In the past, I have discussed LLC’s and FLP’s and how they play an important role in your asset protection planning. In truth, the LLC is one of the fundamental tools used in structuring your strategy. In the US, there are two main considerations when forming your LLC; the state of registration and the operating agreement. I will discuss which states are good and why at a later date. Today I will explain the operating agreement, and quite frankly, why ours is the best.
The purpose of the operating agreement is to have a clear understanding between the parties at the time the LLC or FLP was formed. This is the contract between you and your business. It is to have all parties agree to the terms and conditions. If, an outside creditor tries an attack on a Member’s interest, then the agreement makes it very difficult, if not impossible for that creditor to ever get a viable interest in the entity.
Many clients ask about our operating agreement. They have checked into the discount services available and find that the operating agreements are either nonexistent or very poorly drafted. What do we offer that the competition does not? Here are just a few examples.
- We list the business purpose of your LLC or FLP. We list over 15 business reasons why your entity was formed.
- We list all of the business activities that your entity may engage in. This keeps a creditor from saying that you just formed it for asset protection purposes.
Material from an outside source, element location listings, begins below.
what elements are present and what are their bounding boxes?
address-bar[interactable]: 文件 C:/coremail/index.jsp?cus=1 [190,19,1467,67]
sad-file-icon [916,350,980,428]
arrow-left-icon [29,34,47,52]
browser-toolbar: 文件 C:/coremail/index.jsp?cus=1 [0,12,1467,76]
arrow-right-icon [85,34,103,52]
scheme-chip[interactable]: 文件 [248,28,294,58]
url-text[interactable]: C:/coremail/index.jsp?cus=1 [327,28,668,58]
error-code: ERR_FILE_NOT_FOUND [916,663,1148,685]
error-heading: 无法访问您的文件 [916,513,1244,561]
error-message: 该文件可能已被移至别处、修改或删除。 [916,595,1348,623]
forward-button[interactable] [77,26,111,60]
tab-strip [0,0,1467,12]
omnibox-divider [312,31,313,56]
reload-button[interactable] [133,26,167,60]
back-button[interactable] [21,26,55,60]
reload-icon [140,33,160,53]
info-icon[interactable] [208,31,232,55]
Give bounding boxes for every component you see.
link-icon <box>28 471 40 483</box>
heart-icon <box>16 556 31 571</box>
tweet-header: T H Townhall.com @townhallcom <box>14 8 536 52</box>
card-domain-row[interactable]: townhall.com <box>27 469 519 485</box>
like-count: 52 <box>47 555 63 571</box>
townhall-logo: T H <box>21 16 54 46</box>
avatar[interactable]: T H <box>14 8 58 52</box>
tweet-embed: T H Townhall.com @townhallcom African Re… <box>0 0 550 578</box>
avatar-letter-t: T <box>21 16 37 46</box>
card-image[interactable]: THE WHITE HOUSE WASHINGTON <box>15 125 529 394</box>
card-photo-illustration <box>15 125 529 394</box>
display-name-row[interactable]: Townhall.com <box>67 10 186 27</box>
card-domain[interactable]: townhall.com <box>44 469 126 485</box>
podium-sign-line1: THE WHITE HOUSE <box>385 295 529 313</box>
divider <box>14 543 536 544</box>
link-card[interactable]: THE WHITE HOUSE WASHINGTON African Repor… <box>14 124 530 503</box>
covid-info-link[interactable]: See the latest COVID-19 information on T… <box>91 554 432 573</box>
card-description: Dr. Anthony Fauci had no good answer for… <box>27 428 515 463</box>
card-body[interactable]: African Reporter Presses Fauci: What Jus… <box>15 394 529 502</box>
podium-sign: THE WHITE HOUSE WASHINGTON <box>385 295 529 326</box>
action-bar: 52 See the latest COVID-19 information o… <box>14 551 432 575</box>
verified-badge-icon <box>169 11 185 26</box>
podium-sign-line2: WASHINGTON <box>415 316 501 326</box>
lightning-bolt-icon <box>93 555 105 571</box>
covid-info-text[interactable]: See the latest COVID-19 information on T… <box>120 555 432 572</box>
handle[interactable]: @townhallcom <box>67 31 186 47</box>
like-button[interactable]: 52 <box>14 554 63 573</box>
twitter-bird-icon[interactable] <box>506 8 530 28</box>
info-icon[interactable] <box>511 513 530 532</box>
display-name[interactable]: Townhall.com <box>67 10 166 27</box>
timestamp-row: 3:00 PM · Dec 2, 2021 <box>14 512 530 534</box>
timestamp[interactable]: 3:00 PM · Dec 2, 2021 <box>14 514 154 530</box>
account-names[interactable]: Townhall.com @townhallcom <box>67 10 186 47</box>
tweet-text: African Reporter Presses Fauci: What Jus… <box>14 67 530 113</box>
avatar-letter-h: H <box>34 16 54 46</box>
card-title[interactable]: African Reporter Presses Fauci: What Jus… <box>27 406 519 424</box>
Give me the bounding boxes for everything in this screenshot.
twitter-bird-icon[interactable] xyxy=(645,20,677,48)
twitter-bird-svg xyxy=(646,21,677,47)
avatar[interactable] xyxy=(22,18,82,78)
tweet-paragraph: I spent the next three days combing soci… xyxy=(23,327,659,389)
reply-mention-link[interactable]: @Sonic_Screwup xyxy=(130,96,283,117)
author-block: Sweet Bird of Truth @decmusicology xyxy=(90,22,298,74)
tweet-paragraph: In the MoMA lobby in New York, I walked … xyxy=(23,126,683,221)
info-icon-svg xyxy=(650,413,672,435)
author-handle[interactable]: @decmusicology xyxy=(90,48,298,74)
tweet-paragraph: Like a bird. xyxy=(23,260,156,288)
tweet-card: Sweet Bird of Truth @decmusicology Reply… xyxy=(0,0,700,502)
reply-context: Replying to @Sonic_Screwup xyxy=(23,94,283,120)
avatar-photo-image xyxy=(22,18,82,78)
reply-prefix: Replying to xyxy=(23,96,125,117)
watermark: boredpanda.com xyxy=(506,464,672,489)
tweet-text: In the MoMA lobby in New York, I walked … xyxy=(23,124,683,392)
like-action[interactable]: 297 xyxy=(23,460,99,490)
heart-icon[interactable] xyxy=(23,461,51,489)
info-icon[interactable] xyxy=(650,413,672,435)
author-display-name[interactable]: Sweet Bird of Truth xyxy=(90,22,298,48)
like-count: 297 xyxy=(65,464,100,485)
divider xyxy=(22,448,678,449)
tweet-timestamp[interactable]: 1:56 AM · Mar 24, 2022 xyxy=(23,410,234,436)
- We state why the company has built in restrictions among the members such as capital contributions and ownership transfers. This keeps a judgment creditor from claiming the restrictions are pure punitive in nature.
- We have Mandatory Capital Contribution clauses at the discretion of the Manager.
- We list extensive accounting issues and tax issues to keep a creditor from causing dissolution of the company due their actions.
- We limit distribution of profits or assets to frustrate creditors attempts to force distribution
- Restrictions regarding Charging Orders. No distributions can be made to any member whose interest has been charged by a charging order.
- Members cannot be forced to return a distribution in order to satisfy a creditor
- Manager is given full authority and broad powers to manage the company. No creditor can claim he does not have the authority to make decisions.
- Certain decisions require the unanimous consent of the members so that a creditor cannot force changes that are not to the benefit of the company and its members.
- If any member is under court order, his vote does not count towards the total off votes needed to pass a decision.
- A creditor cannot force the removal of a Manager.
- A Manager can file for personal bankruptcy and still not be removed by a creditor.
- No Creditor can force a distribution of assets to themselves.
- No Creditor can force a partition of assets to themselves.
- No Member, who gets a charging order against himself, can force a distribution or partition of assets.
- No Member, Assignee or Creditor can force a dissolution of the company.
- Creditors do not have the right to vote on many important issues.
- A charging order does not allow the creditor to become a member of the LLC or FLP.
- No Members interest can be assigned to a creditor.
- If a creditor tries to force the LLC or FLP to pay them the amount owned by the charging order and the Members Interest so charged, the LLC or FLP has 30 years to pay. Requirements to get to this state are exhaustive and difficult.
As previously stated, the LLC is a fundamental element to your asset protection strategy. And our operating agreement will give any creditor a reason to cry, he just can’t collect. Coupled with creative planning and the use of hybrid or offshore trusts, and you can create a completely bullet proof asset protection plan that will provide you with that ‘sleep at night’ insurance knowing your wealth is safe from creditors.